Il secondo gruppo è quello dei «semi-garantiti»: esso è composto da una variegata combinazione di lavoratori dipendenti (piccole imprese, settori tradizionali come l’edilizia o l’agricoltura), lavoratori autonomi (come piccoli commercianti o piccoli artigiani) e lavoratori «atipici». Per quanto riguarda il rischio «vecchiaia», la forma di protezione tipica di questo gruppo è stata e in larga parte è ancora la pensione «al minimo» (o di poco superiore al minimo), mentre per quanto riguarda i rischi diversi dalla vecchiaia le prestazioni e le tutele sono assai limitate negli importi e nella durata oppure assenti.
Il terzo gruppo è infine composto dai «non garantiti». Qui troviamo tipicamente quei lavoratori che restano relegati nell’economia sommersa (ancora molto diffusa, soprattutto nel Mezzogiorno), senza riuscire a conquistare un ancoramento stabile e duraturo con il mercato del lavoro regolare (Welfare all’italiana, Banca d’Italia 2012).
La speranza di vita è legata al reddito perché chi ha maggiori disponibilità vive di più, si gode per più anni la pensione con la conseguenza che i poveri finanziano la previdenza dei più abbienti.

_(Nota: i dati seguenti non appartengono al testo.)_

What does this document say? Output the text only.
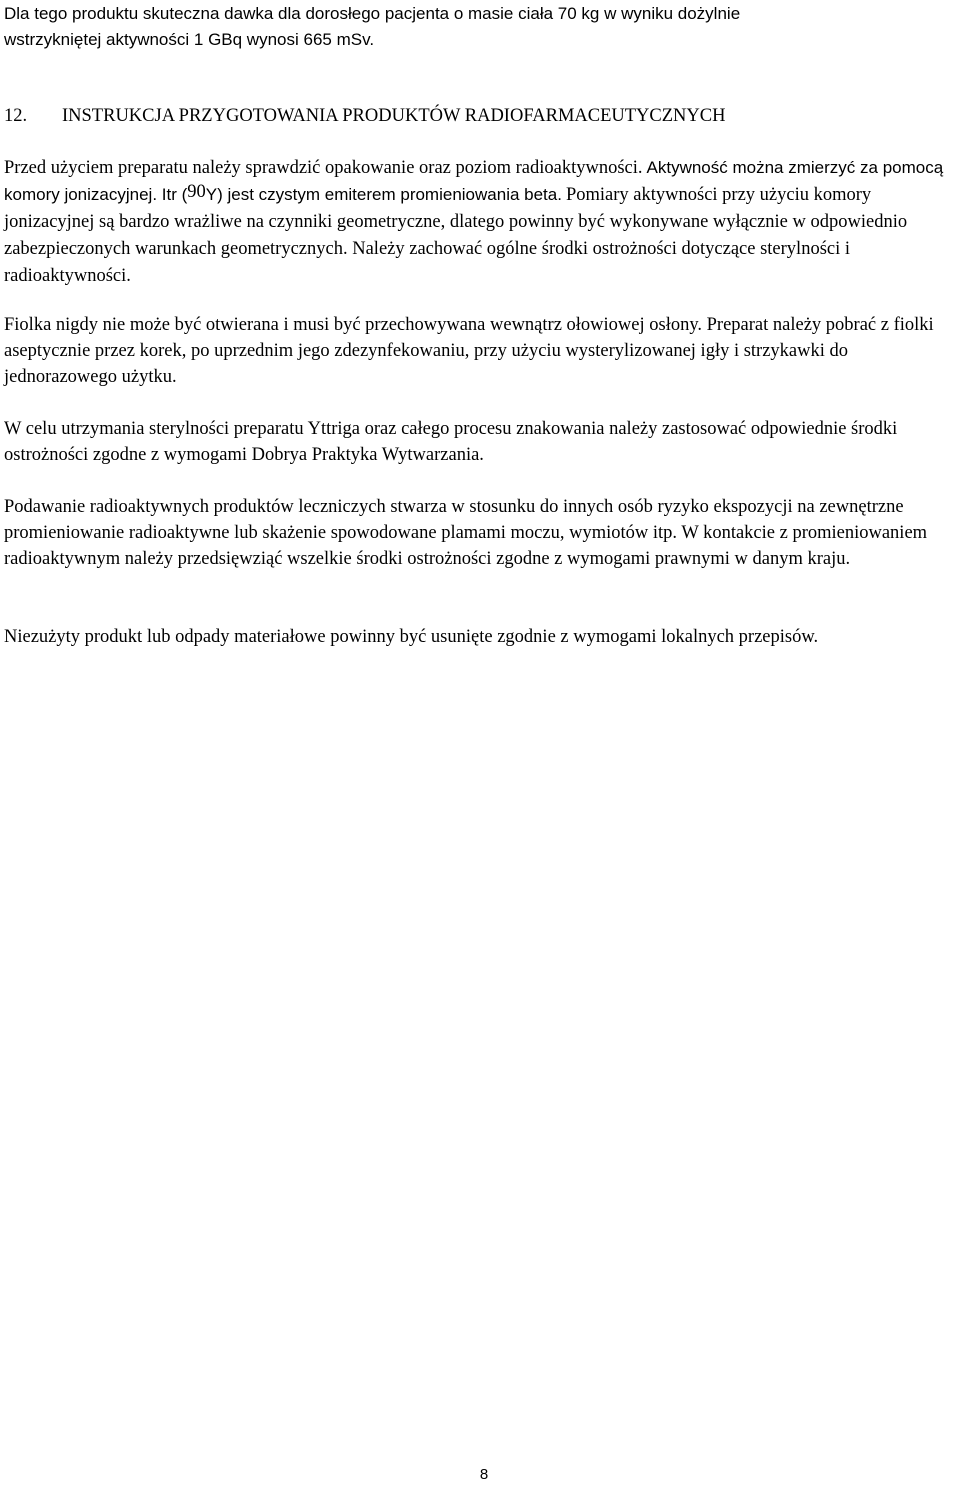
Dla tego produktu skuteczna dawka dla dorosłego pacjenta o masie ciała 70 kg w wyniku dożylnie
wstrzykniętej aktywności 1 GBq wynosi 665 mSv.

12. INSTRUKCJA PRZYGOTOWANIA PRODUKTÓW RADIOFARMACEUTYCZNYCH

Przed użyciem preparatu należy sprawdzić opakowanie oraz poziom radioaktywności. Aktywność można zmierzyć za pomocą komory jonizacyjnej. Itr ($^{90}$Y) jest czystym emiterem promieniowania beta. Pomiary aktywności przy użyciu komory jonizacyjnej są bardzo wrażliwe na czynniki geometryczne, dlatego powinny być wykonywane wyłącznie w odpowiednio zabezpieczonych warunkach geometrycznych. Należy zachować ogólne środki ostrożności dotyczące sterylności i radioaktywności.

Fiolka nigdy nie może być otwierana i musi być przechowywana wewnątrz ołowiowej osłony. Preparat należy pobrać z fiolki aseptycznie przez korek, po uprzednim jego zdezynfekowaniu, przy użyciu wysterylizowanej igły i strzykawki do jednorazowego użytku.

W celu utrzymania sterylności preparatu Yttriga oraz całego procesu znakowania należy zastosować odpowiednie środki ostrożności zgodne z wymogami Dobrya Praktyka Wytwarzania.

Podawanie radioaktywnych produktów leczniczych stwarza w stosunku do innych osób ryzyko ekspozycji na zewnętrzne promieniowanie radioaktywne lub skażenie spowodowane plamami moczu, wymiotów itp. W kontakcie z promieniowaniem radioaktywnym należy przedsięwziąć wszelkie środki ostrożności zgodne z wymogami prawnymi w danym kraju.

Niezużyty produkt lub odpady materiałowe powinny być usunięte zgodnie z wymogami lokalnych przepisów.

8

L’aumento dell’età media di vita è dovuto anche al crollo della natalità che a sua volta dipende dal reddito.
Le ricorrenti crisi finanziarie dimostrano come sia molto pericoloso fare affidamento sulla finanza per sostenere le pensioni.
Solo una migliore distribuzione della produttività, dove prevalga il lavoro sul capitale e l’economia reale su quella finanziaria, potrà migliorare l’aspettativa pensionistica delle generazioni future.
Ne è oggi drammatica realtà la crisi della previdenza dei giornalisti che è crisi di lavoro, anche nero.
«Tre idee, alternative l’una all’altra, per tentare di risolvere il drammatico problema della previdenza dei giornalisti. Tre idee consegnate al governo per non fermarsi alla pur sacrosanta protesta e agli appelli autorevoli. Negli incontri e nei contatti delle ultime settimane, il comitato “Salviamo la previdenza dei giornalisti” ha sottoposto il documento che pubblichiamo oggi. E’ un sintetico dossier all’attenzione del governo, su cui sollecitiamo ora il parere e il contributo di tutte le espressioni della professione. Tre idee con una parola d’ordine: la crisi del giornalismo di oggi, dunque anche della previdenza, si risolve in un solo modo: risolvendo il problema del precariato e del lavoro nero».
La prima proposta, che io condivido, è il rientro nel pubblico con la garanzia dello Stato.
«Ritorno dell’Inpgi nella sfera pubblica.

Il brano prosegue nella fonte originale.